Time Complexity: Diameter of Binary Tree
O(n)
0
0
Diameter of Binary Tree in DSA Typescript - Time & Space Complexity
Understanding Time Complexity
We want to understand how long it takes to find the diameter of a binary tree.
The question is: how does the time grow as the tree gets bigger?
Scenario Under Consideration
Analyze the time complexity of the following code snippet.
function diameterOfBinaryTree(root: TreeNode | null): number {
let diameter = 0;
function depth(node: TreeNode | null): number {
if (!node) return 0;
const left = depth(node.left);
const right = depth(node.right);
diameter = Math.max(diameter, left + right);
return 1 + Math.max(left, right);
}
depth(root);
return diameter;
}
This code finds the longest path between any two nodes in a binary tree by calculating depths recursively.
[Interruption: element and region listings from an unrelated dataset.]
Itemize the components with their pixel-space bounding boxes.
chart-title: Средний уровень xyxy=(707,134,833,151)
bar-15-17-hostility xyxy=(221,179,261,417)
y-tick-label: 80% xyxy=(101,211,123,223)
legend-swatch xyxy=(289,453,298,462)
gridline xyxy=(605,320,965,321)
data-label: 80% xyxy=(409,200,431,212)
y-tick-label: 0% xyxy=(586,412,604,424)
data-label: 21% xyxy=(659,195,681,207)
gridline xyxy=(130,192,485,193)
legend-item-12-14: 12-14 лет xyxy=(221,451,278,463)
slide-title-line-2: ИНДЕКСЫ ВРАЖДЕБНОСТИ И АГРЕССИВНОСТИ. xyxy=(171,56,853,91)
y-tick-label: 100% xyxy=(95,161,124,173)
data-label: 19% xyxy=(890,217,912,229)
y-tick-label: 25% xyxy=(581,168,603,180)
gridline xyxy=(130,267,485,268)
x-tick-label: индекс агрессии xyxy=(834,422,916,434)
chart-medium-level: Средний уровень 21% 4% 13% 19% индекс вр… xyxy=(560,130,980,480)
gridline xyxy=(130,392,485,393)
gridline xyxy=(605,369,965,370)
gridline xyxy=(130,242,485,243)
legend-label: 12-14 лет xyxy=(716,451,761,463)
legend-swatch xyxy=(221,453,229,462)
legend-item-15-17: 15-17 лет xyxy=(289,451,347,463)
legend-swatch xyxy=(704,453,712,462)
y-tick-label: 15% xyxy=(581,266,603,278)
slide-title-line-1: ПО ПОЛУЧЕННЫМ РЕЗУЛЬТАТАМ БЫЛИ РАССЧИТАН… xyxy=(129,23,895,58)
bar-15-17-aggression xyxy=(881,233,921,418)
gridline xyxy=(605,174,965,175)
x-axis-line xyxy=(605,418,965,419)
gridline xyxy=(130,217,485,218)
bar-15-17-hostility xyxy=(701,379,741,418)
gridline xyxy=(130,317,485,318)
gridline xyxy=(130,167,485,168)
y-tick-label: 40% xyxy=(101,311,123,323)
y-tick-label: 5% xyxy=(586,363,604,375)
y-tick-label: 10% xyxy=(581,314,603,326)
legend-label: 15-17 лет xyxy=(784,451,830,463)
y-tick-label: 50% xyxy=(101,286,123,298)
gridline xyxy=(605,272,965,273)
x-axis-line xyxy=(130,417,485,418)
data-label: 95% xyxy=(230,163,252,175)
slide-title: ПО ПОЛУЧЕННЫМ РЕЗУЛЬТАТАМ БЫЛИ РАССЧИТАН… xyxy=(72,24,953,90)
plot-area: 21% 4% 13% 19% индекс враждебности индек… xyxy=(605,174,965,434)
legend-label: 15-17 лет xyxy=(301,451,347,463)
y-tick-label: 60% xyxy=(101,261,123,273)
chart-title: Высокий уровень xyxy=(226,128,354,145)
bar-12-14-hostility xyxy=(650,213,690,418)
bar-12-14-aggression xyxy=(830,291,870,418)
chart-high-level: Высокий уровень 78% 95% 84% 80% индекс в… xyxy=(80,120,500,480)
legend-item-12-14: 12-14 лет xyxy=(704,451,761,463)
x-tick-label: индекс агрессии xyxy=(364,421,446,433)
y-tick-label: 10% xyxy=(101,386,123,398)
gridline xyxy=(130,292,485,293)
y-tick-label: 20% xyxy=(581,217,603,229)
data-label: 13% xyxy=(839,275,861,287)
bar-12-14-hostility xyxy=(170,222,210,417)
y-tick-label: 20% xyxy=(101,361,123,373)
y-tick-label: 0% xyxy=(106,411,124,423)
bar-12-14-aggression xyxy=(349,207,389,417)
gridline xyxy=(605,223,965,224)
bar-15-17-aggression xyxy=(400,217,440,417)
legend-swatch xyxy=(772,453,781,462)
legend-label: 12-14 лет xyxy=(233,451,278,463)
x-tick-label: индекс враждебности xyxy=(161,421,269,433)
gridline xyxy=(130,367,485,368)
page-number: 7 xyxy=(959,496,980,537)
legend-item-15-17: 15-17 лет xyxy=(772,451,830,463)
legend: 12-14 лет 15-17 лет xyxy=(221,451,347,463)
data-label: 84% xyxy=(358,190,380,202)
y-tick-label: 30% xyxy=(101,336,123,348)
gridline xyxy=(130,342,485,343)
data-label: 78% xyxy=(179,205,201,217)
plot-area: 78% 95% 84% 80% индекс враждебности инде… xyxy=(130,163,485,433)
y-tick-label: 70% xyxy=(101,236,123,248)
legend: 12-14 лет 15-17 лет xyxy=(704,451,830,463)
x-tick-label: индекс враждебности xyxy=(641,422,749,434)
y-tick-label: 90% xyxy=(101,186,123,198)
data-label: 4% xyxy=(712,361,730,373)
Identify Repeating Operations
Identify the loops, recursion, array traversals that repeat.
- Primary operation: Recursive calls to visit each node once.
- How many times: Each node is visited exactly one time.
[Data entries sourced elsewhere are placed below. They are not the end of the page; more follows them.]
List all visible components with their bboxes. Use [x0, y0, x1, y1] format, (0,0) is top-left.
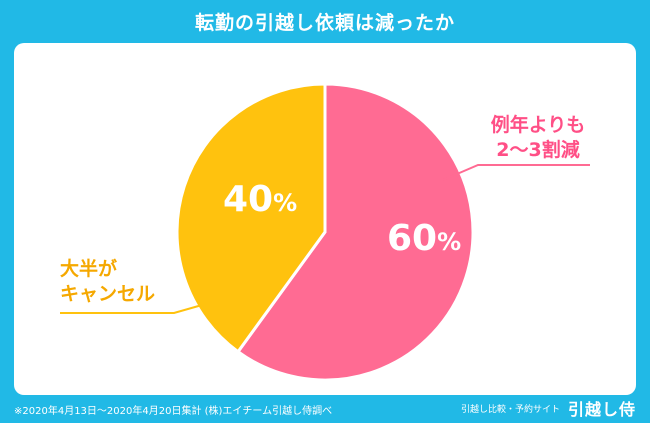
pie-slice-1	[235, 82, 475, 382]
chart-title: 転勤の引越し依頼は減ったか	[194, 11, 455, 34]
chart-panel: 60% 例年よりも 2〜3割減 40% 大半がキャンセル	[14, 43, 636, 395]
pie-chart: 60% 例年よりも 2〜3割減 40% 大半がキャンセル	[60, 82, 590, 382]
callout-line-2	[60, 304, 203, 314]
slice-value-label-1: 60%	[387, 218, 461, 259]
source-note: ※2020年4月13日〜2020年4月20日集計 (株)エイチーム引越し侍調べ	[14, 405, 333, 417]
slice-value-label-2: 40%	[223, 179, 297, 220]
brand-logo: 引越し侍	[567, 400, 636, 419]
callout-line-1	[442, 164, 590, 181]
slice-category-label-1: 例年よりも 2〜3割減	[491, 113, 586, 161]
service-label: 引越し比較・予約サイト	[460, 404, 560, 415]
pie-slice-2	[175, 82, 327, 354]
slice-category-label-2: 大半がキャンセル	[60, 257, 155, 305]
footer-brand: 引越し比較・予約サイト 引越し侍	[461, 396, 636, 420]
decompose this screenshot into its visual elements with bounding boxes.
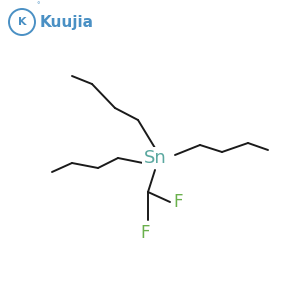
Text: Sn: Sn bbox=[144, 149, 166, 167]
Text: °: ° bbox=[36, 2, 40, 8]
Text: K: K bbox=[18, 17, 26, 27]
Text: F: F bbox=[173, 193, 182, 211]
Text: Kuujia: Kuujia bbox=[40, 14, 94, 29]
Text: F: F bbox=[140, 224, 150, 242]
How Execution Grows With Input
As the tree grows, the function visits every node once to calculate depths.
| Input Size (n) | Approx. Operations |
|---|---|
| 10 | About 10 visits |
| 100 | About 100 visits |
| 1000 | About 1000 visits |
Pattern observation: The number of operations grows directly with the number of nodes.
Final Time Complexity
Time Complexity: O(n)
This means the time to find the diameter grows linearly with the number of nodes in the tree.
Common Mistake
[X] Wrong: "The function calls depth multiple times per node, so it must be more than linear."
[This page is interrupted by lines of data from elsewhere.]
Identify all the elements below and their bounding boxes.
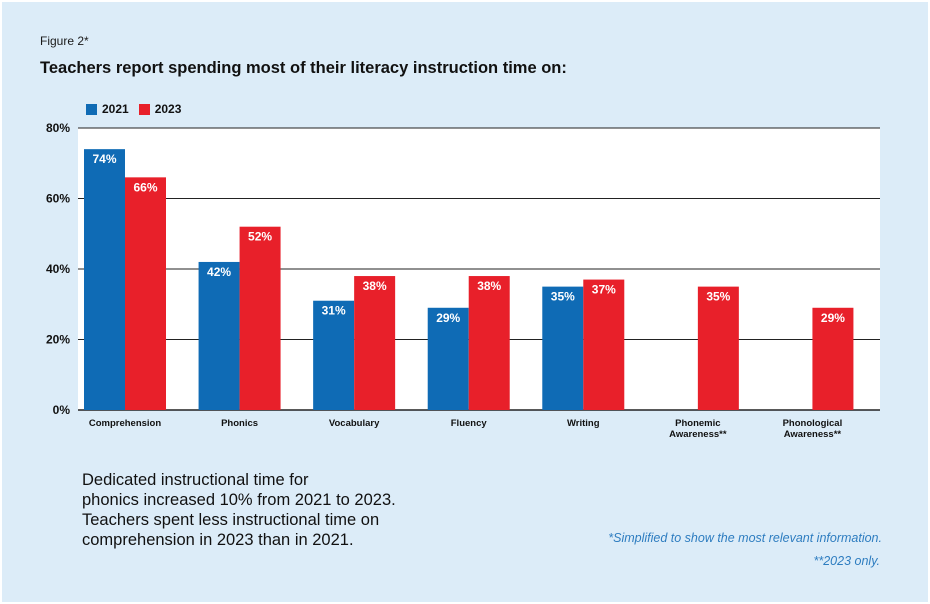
legend-label-2021: 2021 [102,102,129,116]
data-label: 29% [821,311,845,325]
footnote-2023-only: **2023 only. [813,554,881,568]
bar-2021 [427,307,469,410]
bar-2021 [84,149,125,410]
caption-line: phonics increased 10% from 2021 to 2023. [82,491,396,509]
legend-label-2023: 2023 [154,102,182,116]
legend-item-2021: 2021 [86,102,129,116]
data-label: 35% [551,290,575,304]
bar-2023 [354,276,396,410]
data-label: 38% [363,279,387,293]
data-label: 42% [207,265,231,279]
figure-label: Figure 2* [40,34,89,48]
bar-2021 [198,261,240,410]
data-label: 35% [706,290,730,304]
y-tick-label: 40% [46,262,70,276]
x-tick-label: Awareness** [784,429,842,440]
caption-line: Teachers spent less instructional time o… [82,511,380,529]
bar-2023 [239,226,281,410]
x-tick-label: Phonemic [675,418,720,429]
legend-swatch-2021 [86,103,97,115]
bar-2023 [583,279,625,410]
data-label: 31% [322,304,346,318]
x-tick-label: Phonological [783,418,843,429]
chart-title: Teachers report spending most of their l… [40,59,567,77]
x-tick-label: Comprehension [89,418,162,429]
caption-line: Dedicated instructional time for [82,471,309,489]
x-tick-label: Phonics [221,418,258,429]
bar-2023 [125,177,166,410]
bar-2021 [542,286,584,410]
chart-legend: 2021 2023 [86,102,191,116]
bar-2023 [812,307,854,410]
chart-caption: Dedicated instructional time for phonics… [82,470,396,550]
y-tick-label: 0% [53,403,71,417]
y-tick-label: 80% [46,121,70,135]
bar-2023 [697,286,739,410]
bar-2021 [313,300,355,410]
y-tick-label: 20% [46,333,70,347]
legend-item-2023: 2023 [138,102,182,116]
x-tick-label: Awareness** [669,429,727,440]
data-label: 38% [477,279,501,293]
data-label: 37% [592,283,616,297]
x-tick-label: Vocabulary [329,418,380,429]
y-tick-label: 60% [46,192,70,206]
bar-2023 [468,276,510,410]
x-tick-label: Fluency [451,418,488,429]
legend-swatch-2023 [138,103,150,115]
footnote-simplified: *Simplified to show the most relevant in… [608,531,882,545]
caption-line: comprehension in 2023 than in 2021. [82,531,354,549]
x-tick-label: Writing [567,418,600,429]
data-label: 29% [436,311,460,325]
data-label: 74% [92,152,116,166]
data-label: 66% [133,180,157,194]
data-label: 52% [248,230,272,244]
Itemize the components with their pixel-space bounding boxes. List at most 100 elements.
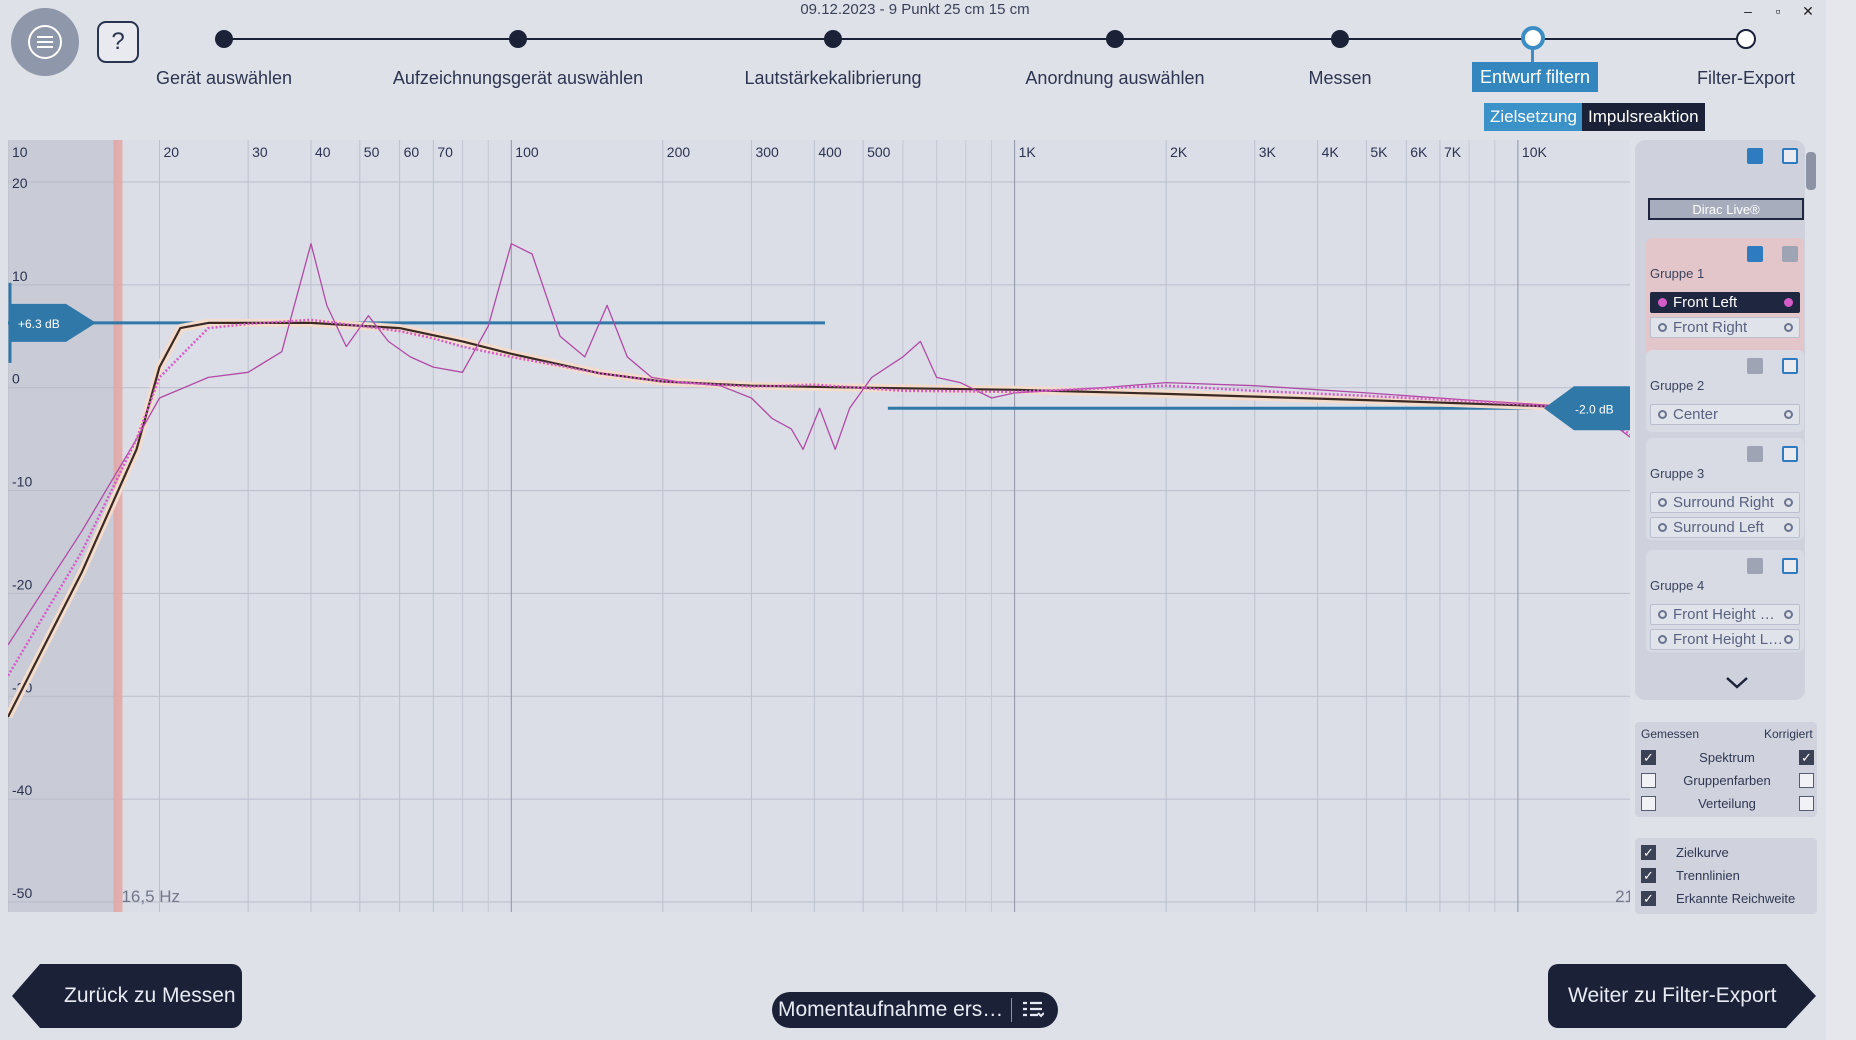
channel-row[interactable]: Center — [1650, 404, 1800, 425]
back-to-measure-button[interactable]: Zurück zu Messen — [12, 964, 242, 1028]
group-view-icon[interactable] — [1782, 446, 1798, 462]
stepper-line — [224, 38, 1745, 40]
channel-select-icon[interactable] — [1784, 410, 1793, 419]
step-dot-2[interactable] — [509, 30, 527, 48]
channel-dot-icon — [1658, 610, 1667, 619]
channel-name: Front Height Left — [1673, 631, 1784, 648]
active-step-connector — [1531, 48, 1534, 63]
group-link-icon[interactable] — [1747, 246, 1763, 262]
channel-dot-icon — [1658, 635, 1667, 644]
dirac-live-logo: Dirac Live® — [1648, 198, 1804, 220]
overlay-options — [1635, 838, 1817, 914]
option-label: Spektrum — [1699, 750, 1755, 765]
channel-name: Center — [1673, 406, 1719, 423]
corrected-header: Korrigiert — [1764, 727, 1813, 741]
y-tick-label: -10 — [12, 474, 32, 490]
panel-scrollbar[interactable] — [1806, 152, 1816, 190]
channel-select-icon[interactable] — [1784, 498, 1793, 507]
snapshot-label: Momentaufnahme ers… — [778, 998, 1004, 1021]
channel-dot-icon — [1658, 298, 1667, 307]
y-tick-label: 0 — [12, 371, 20, 387]
channel-row[interactable]: Surround Left — [1650, 517, 1800, 538]
corrected-checkbox[interactable] — [1799, 773, 1814, 788]
step-dot-7[interactable] — [1736, 29, 1756, 49]
group-view-icon[interactable] — [1782, 358, 1798, 374]
group-link-icon[interactable] — [1747, 446, 1763, 462]
hamburger-icon — [28, 25, 62, 59]
low-gain-label: +6.3 dB — [18, 317, 60, 331]
target-curve-halo — [8, 318, 1630, 719]
channel-row[interactable]: Front Left — [1650, 292, 1800, 313]
group-view-icon[interactable] — [1782, 558, 1798, 574]
corrected-checkbox[interactable] — [1799, 796, 1814, 811]
channel-select-icon[interactable] — [1784, 523, 1793, 532]
step-label-geraet[interactable]: Gerät auswählen — [155, 68, 293, 88]
link-all-icon[interactable] — [1747, 148, 1763, 164]
group-link-icon[interactable] — [1747, 558, 1763, 574]
view-all-icon[interactable] — [1782, 148, 1798, 164]
channel-select-icon[interactable] — [1784, 323, 1793, 332]
tab-target[interactable]: Zielsetzung — [1484, 103, 1583, 131]
channel-name: Front Left — [1673, 294, 1738, 311]
channel-select-icon[interactable] — [1784, 610, 1793, 619]
snapshot-list-icon[interactable] — [1022, 1000, 1045, 1020]
menu-button[interactable] — [11, 8, 79, 76]
step-label-export[interactable]: Filter-Export — [1696, 68, 1796, 88]
step-dot-5[interactable] — [1331, 30, 1349, 48]
group-view-icon[interactable] — [1782, 246, 1798, 262]
low-gain-handle — [10, 303, 96, 342]
channel-row[interactable]: Front Height Left — [1650, 629, 1800, 650]
y-tick-label: 20 — [12, 175, 28, 191]
measured-checkbox[interactable]: ✓ — [1641, 750, 1656, 765]
x-tick-label: 4K — [1322, 144, 1340, 160]
snapshot-divider — [1011, 998, 1012, 1022]
step-dot-1[interactable] — [215, 30, 233, 48]
x-tick-label: 10K — [1522, 144, 1548, 160]
next-to-export-button[interactable]: Weiter zu Filter-Export — [1548, 964, 1816, 1028]
minimize-button[interactable]: – — [1744, 3, 1752, 19]
channel-row[interactable]: Front Right — [1650, 317, 1800, 338]
channel-select-icon[interactable] — [1784, 298, 1793, 307]
group-title: Gruppe 1 — [1650, 266, 1705, 281]
step-label-entwurf[interactable]: Entwurf filtern — [1472, 62, 1599, 92]
outer-scroll-strip — [1826, 0, 1856, 1040]
step-dot-3[interactable] — [824, 30, 842, 48]
group-title: Gruppe 2 — [1650, 378, 1705, 393]
snapshot-button[interactable] — [772, 992, 1058, 1028]
channel-name: Surround Right — [1673, 494, 1774, 511]
y-tick-label: -40 — [12, 782, 32, 798]
step-label-kalibrierung[interactable]: Lautstärkekalibrierung — [744, 68, 922, 88]
frequency-response-chart[interactable]: 10 20 30 40 50 60 70 100 200 300 400 500 1K 2K 3K 4K 5K 6… — [8, 140, 1630, 912]
x-tick-label: 500 — [867, 144, 891, 160]
overlay-label: Zielkurve — [1676, 845, 1729, 860]
option-label: Gruppenfarben — [1683, 773, 1771, 788]
close-button[interactable]: ✕ — [1802, 2, 1814, 19]
help-button[interactable]: ? — [97, 21, 139, 63]
measured-checkbox[interactable] — [1641, 796, 1656, 811]
group-link-icon[interactable] — [1747, 358, 1763, 374]
x-tick-label: 60 — [404, 144, 420, 160]
channel-row[interactable]: Front Height Ri… — [1650, 604, 1800, 625]
corrected-checkbox[interactable]: ✓ — [1799, 750, 1814, 765]
x-tick-label: 3K — [1259, 144, 1277, 160]
corrected-curve — [8, 318, 1630, 677]
step-label-anordnung[interactable]: Anordnung auswählen — [1025, 68, 1205, 88]
channel-row[interactable]: Surround Right — [1650, 492, 1800, 513]
step-dot-4[interactable] — [1106, 30, 1124, 48]
overlay-checkbox[interactable]: ✓ — [1641, 891, 1656, 906]
step-dot-6[interactable] — [1521, 26, 1545, 50]
step-label-aufzeichnung[interactable]: Aufzeichnungsgerät auswählen — [392, 68, 644, 88]
step-label-messen[interactable]: Messen — [1308, 68, 1372, 88]
channel-select-icon[interactable] — [1784, 635, 1793, 644]
overlay-checkbox[interactable]: ✓ — [1641, 868, 1656, 883]
x-tick-label: 40 — [315, 144, 331, 160]
overlay-checkbox[interactable]: ✓ — [1641, 845, 1656, 860]
restore-button[interactable]: ▫ — [1775, 3, 1781, 19]
chevron-down-icon[interactable] — [1725, 670, 1749, 696]
target-curve — [8, 321, 1630, 718]
range-low-marker — [113, 140, 123, 912]
channel-dot-icon — [1658, 410, 1667, 419]
measured-checkbox[interactable] — [1641, 773, 1656, 788]
channel-dot-icon — [1658, 523, 1667, 532]
tab-impulse[interactable]: Impulsreaktion — [1582, 103, 1705, 131]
[OK] Correct: Each node is visited once because the recursive calls do not repeat work; results are combined on the way back.
Interview Connect
Understanding this helps you explain how recursion can efficiently solve tree problems by visiting nodes once.
Self-Check
"What if we changed the code to calculate depth separately for left and right subtrees multiple times? How would the time complexity change?"